06 Jul 2026Post-QuantumPosition

Defaults, not dogma: where OpenSSL stands on pure ML-KEM.

By M.Z 5 min read

The IETF has been deciding whether to publish a document describing standalone ML-KEM in TLS 1.3. The argument is loud. Our position is not.

If you follow the TLS working group, you know the mailing list that normally carries a handful of messages a week has been running at over a hundred a day. The question underneath the volume is simple to state: should there be a published description of how to use ML-KEM in TLS 1.3 by itself, without a classical algorithm alongside it?

01The question

What the argument is actually about.

Hybrid

A post-quantum algorithm and a classical one run together, results combined. If either holds, your session keys hold.

Standalone ML-KEM

The classical component removed. A simpler handshake, fully dependent on the newer mathematics.

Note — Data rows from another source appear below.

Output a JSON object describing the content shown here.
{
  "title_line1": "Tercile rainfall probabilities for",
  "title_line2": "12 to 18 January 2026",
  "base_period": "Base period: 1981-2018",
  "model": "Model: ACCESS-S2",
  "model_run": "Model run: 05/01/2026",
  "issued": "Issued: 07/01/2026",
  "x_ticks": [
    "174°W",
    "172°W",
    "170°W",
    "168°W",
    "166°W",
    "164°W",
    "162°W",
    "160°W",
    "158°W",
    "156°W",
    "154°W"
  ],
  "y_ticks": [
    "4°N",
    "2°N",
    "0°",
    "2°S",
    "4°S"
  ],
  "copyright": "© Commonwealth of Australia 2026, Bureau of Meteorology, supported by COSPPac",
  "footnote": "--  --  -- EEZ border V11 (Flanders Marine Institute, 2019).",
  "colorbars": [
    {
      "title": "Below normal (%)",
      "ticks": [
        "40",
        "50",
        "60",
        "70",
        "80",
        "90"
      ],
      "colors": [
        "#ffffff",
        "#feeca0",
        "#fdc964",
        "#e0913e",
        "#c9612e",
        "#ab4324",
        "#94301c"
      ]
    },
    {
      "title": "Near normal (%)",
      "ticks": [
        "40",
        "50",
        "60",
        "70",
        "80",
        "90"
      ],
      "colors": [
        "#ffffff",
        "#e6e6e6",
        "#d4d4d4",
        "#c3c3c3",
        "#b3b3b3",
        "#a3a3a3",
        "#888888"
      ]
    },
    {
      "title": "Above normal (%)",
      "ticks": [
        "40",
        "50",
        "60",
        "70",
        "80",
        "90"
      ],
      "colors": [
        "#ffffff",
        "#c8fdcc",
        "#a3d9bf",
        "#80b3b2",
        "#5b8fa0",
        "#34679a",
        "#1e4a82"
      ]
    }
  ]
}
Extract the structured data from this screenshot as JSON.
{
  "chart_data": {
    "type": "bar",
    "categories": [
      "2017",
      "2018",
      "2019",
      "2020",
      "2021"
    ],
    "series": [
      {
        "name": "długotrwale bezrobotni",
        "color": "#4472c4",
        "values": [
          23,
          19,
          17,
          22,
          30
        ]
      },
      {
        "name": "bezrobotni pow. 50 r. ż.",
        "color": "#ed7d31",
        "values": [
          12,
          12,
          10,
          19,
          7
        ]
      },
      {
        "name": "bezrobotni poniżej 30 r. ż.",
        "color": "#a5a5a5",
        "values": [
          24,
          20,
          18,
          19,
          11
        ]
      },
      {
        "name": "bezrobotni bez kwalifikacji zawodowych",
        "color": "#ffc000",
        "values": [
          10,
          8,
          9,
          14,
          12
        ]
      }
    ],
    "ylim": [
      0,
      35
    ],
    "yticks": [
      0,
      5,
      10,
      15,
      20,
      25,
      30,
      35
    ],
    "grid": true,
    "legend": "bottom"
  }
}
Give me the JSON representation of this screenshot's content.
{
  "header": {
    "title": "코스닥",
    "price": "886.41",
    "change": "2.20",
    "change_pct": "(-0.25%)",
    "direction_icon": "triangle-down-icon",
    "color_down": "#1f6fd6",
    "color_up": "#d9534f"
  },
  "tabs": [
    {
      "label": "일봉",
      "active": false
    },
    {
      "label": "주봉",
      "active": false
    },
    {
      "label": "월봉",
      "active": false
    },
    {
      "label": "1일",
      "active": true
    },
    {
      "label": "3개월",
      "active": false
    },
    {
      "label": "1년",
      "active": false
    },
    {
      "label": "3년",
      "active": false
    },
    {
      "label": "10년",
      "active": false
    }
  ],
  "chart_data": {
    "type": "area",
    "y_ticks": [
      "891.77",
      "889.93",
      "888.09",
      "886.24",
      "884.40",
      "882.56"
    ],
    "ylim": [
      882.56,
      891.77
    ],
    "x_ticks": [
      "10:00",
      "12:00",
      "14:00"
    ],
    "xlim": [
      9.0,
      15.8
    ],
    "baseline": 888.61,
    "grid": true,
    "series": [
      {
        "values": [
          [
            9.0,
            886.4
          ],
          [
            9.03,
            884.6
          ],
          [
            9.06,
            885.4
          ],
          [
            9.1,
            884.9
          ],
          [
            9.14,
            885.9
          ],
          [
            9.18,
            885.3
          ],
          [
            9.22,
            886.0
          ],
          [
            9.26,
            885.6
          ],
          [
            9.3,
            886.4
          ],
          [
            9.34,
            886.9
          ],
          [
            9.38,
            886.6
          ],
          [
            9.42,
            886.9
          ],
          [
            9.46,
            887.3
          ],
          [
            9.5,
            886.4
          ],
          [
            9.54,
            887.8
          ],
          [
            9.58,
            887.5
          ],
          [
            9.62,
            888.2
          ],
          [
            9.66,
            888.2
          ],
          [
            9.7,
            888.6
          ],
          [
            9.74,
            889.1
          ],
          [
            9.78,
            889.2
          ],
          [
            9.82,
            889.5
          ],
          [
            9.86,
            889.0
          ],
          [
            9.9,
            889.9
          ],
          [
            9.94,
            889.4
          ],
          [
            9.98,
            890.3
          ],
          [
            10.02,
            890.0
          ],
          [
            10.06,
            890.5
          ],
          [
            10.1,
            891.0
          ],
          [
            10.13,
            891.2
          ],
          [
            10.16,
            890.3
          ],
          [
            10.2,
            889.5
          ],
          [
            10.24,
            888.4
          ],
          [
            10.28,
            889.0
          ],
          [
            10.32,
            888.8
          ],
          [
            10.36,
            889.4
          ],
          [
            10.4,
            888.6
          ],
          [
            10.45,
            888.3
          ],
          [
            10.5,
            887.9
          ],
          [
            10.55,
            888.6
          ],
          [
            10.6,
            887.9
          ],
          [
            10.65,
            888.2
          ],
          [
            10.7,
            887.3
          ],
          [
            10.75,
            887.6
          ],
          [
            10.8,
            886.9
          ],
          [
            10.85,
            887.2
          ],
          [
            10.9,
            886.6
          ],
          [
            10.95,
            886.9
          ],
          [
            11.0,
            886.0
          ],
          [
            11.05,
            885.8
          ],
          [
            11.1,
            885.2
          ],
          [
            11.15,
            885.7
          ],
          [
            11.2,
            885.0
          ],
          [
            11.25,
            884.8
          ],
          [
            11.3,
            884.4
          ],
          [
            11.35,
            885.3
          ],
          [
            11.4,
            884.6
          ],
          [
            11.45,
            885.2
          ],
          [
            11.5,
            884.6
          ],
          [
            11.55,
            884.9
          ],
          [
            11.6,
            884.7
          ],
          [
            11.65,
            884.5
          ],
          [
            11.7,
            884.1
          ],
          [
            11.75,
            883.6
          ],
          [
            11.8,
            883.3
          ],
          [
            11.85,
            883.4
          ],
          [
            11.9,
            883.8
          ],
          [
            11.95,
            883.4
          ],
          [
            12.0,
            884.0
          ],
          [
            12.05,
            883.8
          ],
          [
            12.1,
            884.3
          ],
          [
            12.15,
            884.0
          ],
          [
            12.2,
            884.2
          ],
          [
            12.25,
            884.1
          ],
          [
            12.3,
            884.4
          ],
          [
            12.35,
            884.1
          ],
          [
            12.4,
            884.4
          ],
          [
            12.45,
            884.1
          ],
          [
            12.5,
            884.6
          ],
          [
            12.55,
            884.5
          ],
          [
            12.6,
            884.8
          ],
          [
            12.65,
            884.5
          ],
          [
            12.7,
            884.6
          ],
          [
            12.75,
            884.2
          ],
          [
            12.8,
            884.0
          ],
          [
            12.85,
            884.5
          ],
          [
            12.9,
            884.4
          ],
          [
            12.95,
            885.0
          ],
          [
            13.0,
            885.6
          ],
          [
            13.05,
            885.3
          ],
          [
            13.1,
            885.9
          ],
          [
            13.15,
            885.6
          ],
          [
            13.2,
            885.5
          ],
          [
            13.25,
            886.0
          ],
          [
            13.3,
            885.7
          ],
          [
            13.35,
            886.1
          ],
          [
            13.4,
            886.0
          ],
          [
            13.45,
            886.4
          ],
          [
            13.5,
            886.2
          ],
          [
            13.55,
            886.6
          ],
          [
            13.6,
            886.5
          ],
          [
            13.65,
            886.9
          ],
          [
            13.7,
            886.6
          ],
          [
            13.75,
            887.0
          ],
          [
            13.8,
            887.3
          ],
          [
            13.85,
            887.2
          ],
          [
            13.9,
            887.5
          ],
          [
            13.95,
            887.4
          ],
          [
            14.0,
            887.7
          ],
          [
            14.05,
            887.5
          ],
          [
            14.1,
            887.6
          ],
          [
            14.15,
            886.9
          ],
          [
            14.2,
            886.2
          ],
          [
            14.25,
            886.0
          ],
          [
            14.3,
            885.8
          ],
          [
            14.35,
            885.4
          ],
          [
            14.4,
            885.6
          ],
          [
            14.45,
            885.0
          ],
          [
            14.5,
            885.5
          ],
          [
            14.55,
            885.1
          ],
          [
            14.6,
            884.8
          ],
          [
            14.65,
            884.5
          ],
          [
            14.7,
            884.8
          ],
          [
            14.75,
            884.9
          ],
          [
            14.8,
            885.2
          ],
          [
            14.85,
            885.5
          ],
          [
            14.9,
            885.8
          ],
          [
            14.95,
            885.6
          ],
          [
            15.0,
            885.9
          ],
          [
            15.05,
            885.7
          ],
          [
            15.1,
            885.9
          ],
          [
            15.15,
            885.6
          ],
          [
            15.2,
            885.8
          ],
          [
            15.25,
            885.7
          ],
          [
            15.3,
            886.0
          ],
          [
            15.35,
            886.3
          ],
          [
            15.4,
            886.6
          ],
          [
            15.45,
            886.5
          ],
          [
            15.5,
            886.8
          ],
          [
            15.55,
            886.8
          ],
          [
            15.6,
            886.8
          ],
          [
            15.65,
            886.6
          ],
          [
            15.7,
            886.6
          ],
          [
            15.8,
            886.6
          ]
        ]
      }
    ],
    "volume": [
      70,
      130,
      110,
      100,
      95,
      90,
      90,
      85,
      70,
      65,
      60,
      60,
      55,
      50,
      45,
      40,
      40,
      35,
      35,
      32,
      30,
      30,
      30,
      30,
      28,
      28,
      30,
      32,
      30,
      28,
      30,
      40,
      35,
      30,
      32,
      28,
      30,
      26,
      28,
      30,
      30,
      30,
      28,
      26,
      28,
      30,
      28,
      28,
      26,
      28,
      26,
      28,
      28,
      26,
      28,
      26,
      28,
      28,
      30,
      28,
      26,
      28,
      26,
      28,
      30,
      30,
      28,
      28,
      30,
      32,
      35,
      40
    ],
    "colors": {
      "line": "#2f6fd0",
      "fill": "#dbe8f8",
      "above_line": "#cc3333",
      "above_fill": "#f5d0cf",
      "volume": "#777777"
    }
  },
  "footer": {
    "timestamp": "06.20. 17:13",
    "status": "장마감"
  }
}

The disagreement is over whether that dependency is acceptable today. Sceptics hold that ML-KEM should never be used alone. Reasonable people — genuinely expert people — disagree with each other.

02The position

We support both. The default is hybrid. The configuration is yours.

We do not force a policy decision on our users, and we are not going to start now. In the library, the entire choice is one flag:

# Hybrid — the default
$ openssl s_client -connect example.com:443 -brief
Negotiated TLS1.3 group: X25519MLKEM768

# Standalone — your choice, one flag
$ openssl s_client -connect example.com:443 -brief -groups MLKEM768
Negotiated TLS1.3 group: MLKEM768
03The reasoning

Why hybrid is the default.

History recommends humility. Across the post-quantum standardisation rounds, most candidate algorithms went in with their designers convinced they were secure, and more than half were broken along the way. That is not a criticism of anyone; it is how cryptography works.

It helps to remember what security actually is. You cannot prove an algorithm secure; you can only demonstrate it is insecure, by finding an attack. The day before an attack is published, you believe you are secure. The day after, you are not. Security is never an absolute you can guarantee — it is a trade-off. The sceptics' judgment is that, given the parameters, this particular trade-off is not yet the right one. That does not mean they know it is broken. And the absence of a published break does not make it secure.

Broken is normal. Secure is unusual. A hybrid costs little and holds if either component holds — that is what a conservative default looks like.
The OpenSSL Team · on the hybrid default
04The philosophy

Why we do not go further.

Because your threat model is not ours to decide. A constrained embedded device with a compliance mandate is not a browser. A national deployment with its own cryptographic requirements is not a startup's API. Over the years we have taken criticism — some of it sharp, some of it from people we respect — for refusing to remove options that someone, somewhere, still needs. We understand that criticism. We have made the other choice deliberately: a good default for everyone, and the decision itself left with the person who owns the consequences.

05Standards and code

The library did not wait.

The library implemented ML-KEM, hybrid and standalone, without waiting for this document. Interoperability required allocated code points, and those have existed for some time. Whatever the working group publishes, the library will do both — and the default will remain hybrid until conservatism stops being the right call.